L’électromobilité, mais pas que…
L’électromobilité en fait partie et Jean-Claude Juchem y croit. « Cela fait partie des axes que nous défendons à l’ACL, que l’on parle de voitures ou de vélos par exemple. Encore une fois, il faut informer, collaborer pour apporter des messages clairs. » « Et n’oublions pas que pour que l’alternative électrique s’installe durablement, il faut améliorer le réseau pour les recharges, densifier notamment le service dans les entreprises, les résidences, les parkings », appuie Antonio De Palma. François Bausch met d’abord un léger bémol : « La technologie, c’est un outil parmi d’autres mais ce n’est pas le remède. L’électromobilité améliore les véhicules mais ne résout pas la mobilité. Si vous remplacez 100 voitures thermiques par 100 voitures électriques, vous avez quand même un bouchon… Cela étant, oui améliorer le réseau de recharge est un enjeu et on y travaille bien, les initiatives vont dans ce sens.
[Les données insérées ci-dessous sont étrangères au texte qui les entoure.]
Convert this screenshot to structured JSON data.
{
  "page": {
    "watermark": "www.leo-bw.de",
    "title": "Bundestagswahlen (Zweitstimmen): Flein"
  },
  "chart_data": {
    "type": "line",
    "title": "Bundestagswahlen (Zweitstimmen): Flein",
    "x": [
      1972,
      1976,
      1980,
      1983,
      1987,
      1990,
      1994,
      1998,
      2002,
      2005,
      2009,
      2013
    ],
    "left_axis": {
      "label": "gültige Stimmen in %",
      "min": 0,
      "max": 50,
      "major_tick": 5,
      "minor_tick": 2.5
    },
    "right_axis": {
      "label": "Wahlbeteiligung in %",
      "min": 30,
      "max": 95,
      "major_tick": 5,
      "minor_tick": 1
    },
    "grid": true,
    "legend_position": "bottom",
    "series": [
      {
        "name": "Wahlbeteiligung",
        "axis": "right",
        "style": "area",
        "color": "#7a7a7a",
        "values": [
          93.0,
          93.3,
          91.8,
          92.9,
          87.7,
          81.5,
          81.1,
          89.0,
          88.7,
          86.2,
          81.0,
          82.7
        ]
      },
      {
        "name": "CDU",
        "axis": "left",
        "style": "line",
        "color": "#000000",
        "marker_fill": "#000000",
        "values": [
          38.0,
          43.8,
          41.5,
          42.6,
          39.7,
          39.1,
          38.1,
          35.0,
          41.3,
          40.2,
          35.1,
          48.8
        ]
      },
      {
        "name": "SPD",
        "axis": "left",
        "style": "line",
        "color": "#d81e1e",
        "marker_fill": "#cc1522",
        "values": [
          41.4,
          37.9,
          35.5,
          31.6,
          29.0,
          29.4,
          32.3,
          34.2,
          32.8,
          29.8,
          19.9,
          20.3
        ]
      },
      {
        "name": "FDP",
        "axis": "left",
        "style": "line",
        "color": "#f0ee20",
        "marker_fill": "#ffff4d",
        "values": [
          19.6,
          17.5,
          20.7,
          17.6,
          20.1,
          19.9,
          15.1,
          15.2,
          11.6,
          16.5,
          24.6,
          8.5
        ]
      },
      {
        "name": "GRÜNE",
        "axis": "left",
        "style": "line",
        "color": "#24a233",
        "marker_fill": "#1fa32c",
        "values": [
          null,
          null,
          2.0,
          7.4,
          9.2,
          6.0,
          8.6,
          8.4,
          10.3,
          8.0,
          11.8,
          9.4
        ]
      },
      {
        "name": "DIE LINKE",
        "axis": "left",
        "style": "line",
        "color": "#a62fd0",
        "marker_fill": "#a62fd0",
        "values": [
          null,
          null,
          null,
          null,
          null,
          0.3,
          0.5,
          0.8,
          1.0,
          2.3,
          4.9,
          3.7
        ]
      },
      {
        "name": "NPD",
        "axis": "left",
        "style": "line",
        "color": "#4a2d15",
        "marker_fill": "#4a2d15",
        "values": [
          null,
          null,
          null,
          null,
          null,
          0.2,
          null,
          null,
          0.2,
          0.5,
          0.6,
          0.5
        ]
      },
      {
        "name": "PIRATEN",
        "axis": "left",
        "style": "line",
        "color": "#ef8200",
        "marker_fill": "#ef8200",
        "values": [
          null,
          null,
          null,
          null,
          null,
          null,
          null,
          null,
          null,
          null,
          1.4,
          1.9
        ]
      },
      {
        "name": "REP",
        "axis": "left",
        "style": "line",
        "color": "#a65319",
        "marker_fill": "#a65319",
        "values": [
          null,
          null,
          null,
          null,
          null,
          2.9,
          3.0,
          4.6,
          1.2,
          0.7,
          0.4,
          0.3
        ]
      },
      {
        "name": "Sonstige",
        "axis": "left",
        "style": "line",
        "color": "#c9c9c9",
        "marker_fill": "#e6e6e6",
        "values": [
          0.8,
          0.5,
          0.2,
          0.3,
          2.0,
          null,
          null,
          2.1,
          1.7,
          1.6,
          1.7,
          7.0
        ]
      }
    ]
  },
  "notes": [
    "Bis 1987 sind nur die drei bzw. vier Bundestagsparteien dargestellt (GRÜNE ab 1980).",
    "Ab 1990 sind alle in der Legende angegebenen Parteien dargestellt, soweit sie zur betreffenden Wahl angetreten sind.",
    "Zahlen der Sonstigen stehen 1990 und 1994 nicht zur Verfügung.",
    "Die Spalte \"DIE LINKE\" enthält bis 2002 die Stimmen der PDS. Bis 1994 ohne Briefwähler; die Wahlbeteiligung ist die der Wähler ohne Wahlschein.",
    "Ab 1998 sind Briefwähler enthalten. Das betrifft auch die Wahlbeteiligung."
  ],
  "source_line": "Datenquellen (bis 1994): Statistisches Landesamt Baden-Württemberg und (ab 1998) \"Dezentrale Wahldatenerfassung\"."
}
D’ici 2 ans, on sera au top en Europe. »
Au final, les visions se rejoignent, avec la mobilité multimodale pour horizon et des changements de mentalité pour objectif. « La qualité de vie est un bon message, et cela passe aussi par des alternatives locales, qui réduisent les besoins de se déplacer », conclut Norry Schneider pour le CELL. « ProVelo espère d’abord un apaisement du trafic et la durabilité de la mobilité, la sécurité pour tous les usagers qui cohabiteront mieux s’ils ont leurs espaces à la fois réservés, respectés et interconnectés », ajoute Yves Meyer.
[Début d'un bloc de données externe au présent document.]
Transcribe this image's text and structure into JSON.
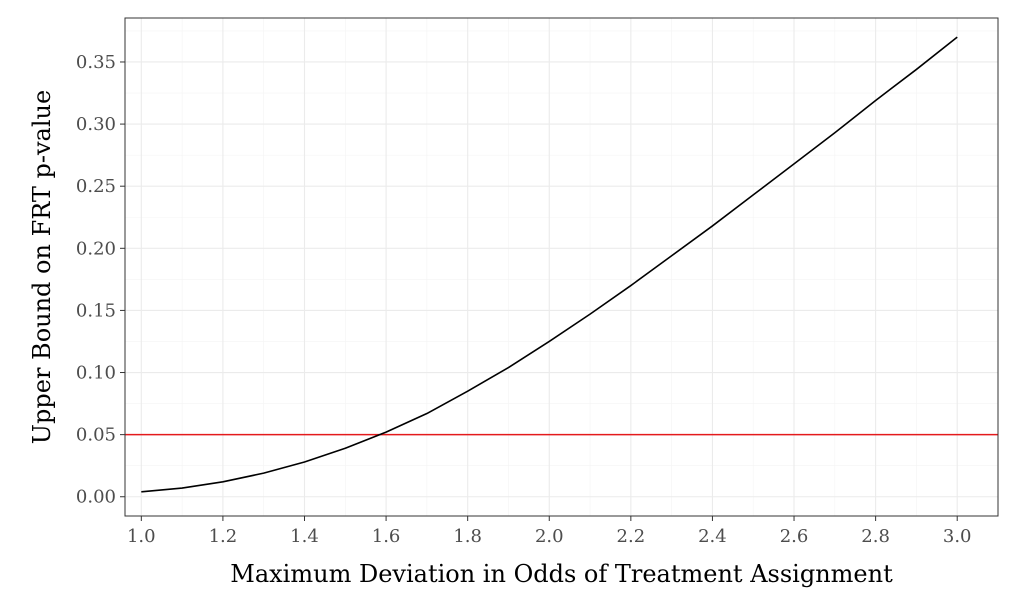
{
  "chart_data": {
    "type": "line",
    "title": "",
    "xlabel": "Maximum Deviation in Odds of Treatment Assignment",
    "ylabel": "Upper Bound on FRT p-value",
    "xlim": [
      0.96,
      3.1
    ],
    "ylim": [
      -0.0155,
      0.3854
    ],
    "x_ticks": [
      1.0,
      1.2,
      1.4,
      1.6,
      1.8,
      2.0,
      2.2,
      2.4,
      2.6,
      2.8,
      3.0
    ],
    "x_tick_labels": [
      "1.0",
      "1.2",
      "1.4",
      "1.6",
      "1.8",
      "2.0",
      "2.2",
      "2.4",
      "2.6",
      "2.8",
      "3.0"
    ],
    "y_ticks": [
      0.0,
      0.05,
      0.1,
      0.15,
      0.2,
      0.25,
      0.3,
      0.35
    ],
    "y_tick_labels": [
      "0.00",
      "0.05",
      "0.10",
      "0.15",
      "0.20",
      "0.25",
      "0.30",
      "0.35"
    ],
    "grid": true,
    "series": [
      {
        "color": "#000000",
        "x": [
          1.0,
          1.1,
          1.2,
          1.3,
          1.4,
          1.5,
          1.6,
          1.7,
          1.8,
          1.9,
          2.0,
          2.1,
          2.2,
          2.3,
          2.4,
          2.5,
          2.6,
          2.7,
          2.8,
          2.9,
          3.0
        ],
        "y": [
          0.004,
          0.007,
          0.012,
          0.019,
          0.028,
          0.039,
          0.052,
          0.067,
          0.085,
          0.104,
          0.125,
          0.147,
          0.17,
          0.194,
          0.218,
          0.243,
          0.268,
          0.293,
          0.319,
          0.344,
          0.37
        ]
      }
    ],
    "hlines": [
      {
        "y": 0.05,
        "color": "#e41a1c"
      }
    ]
  }
}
Jean-Claude Juchem rappelle qu’il importe de véhiculer des messages clairs, sans contradiction dans le discours, mais avec un maximum de collaboration entre acteurs, notamment pour une multimodalité réussie. « L’éducation et la formation sont une clé, comme l’implication du monde socio-économique. Si tout le monde s’y met, on avancera. »
Le mot de la fin est laissé au ministre Bausch : « L’enjeu, c’est de connecter les espaces, urbains et ruraux, et surtout de redonner la priorité à l’humain. Nous devons faire bouger des personnes, plus que faire bouger des véhicules ».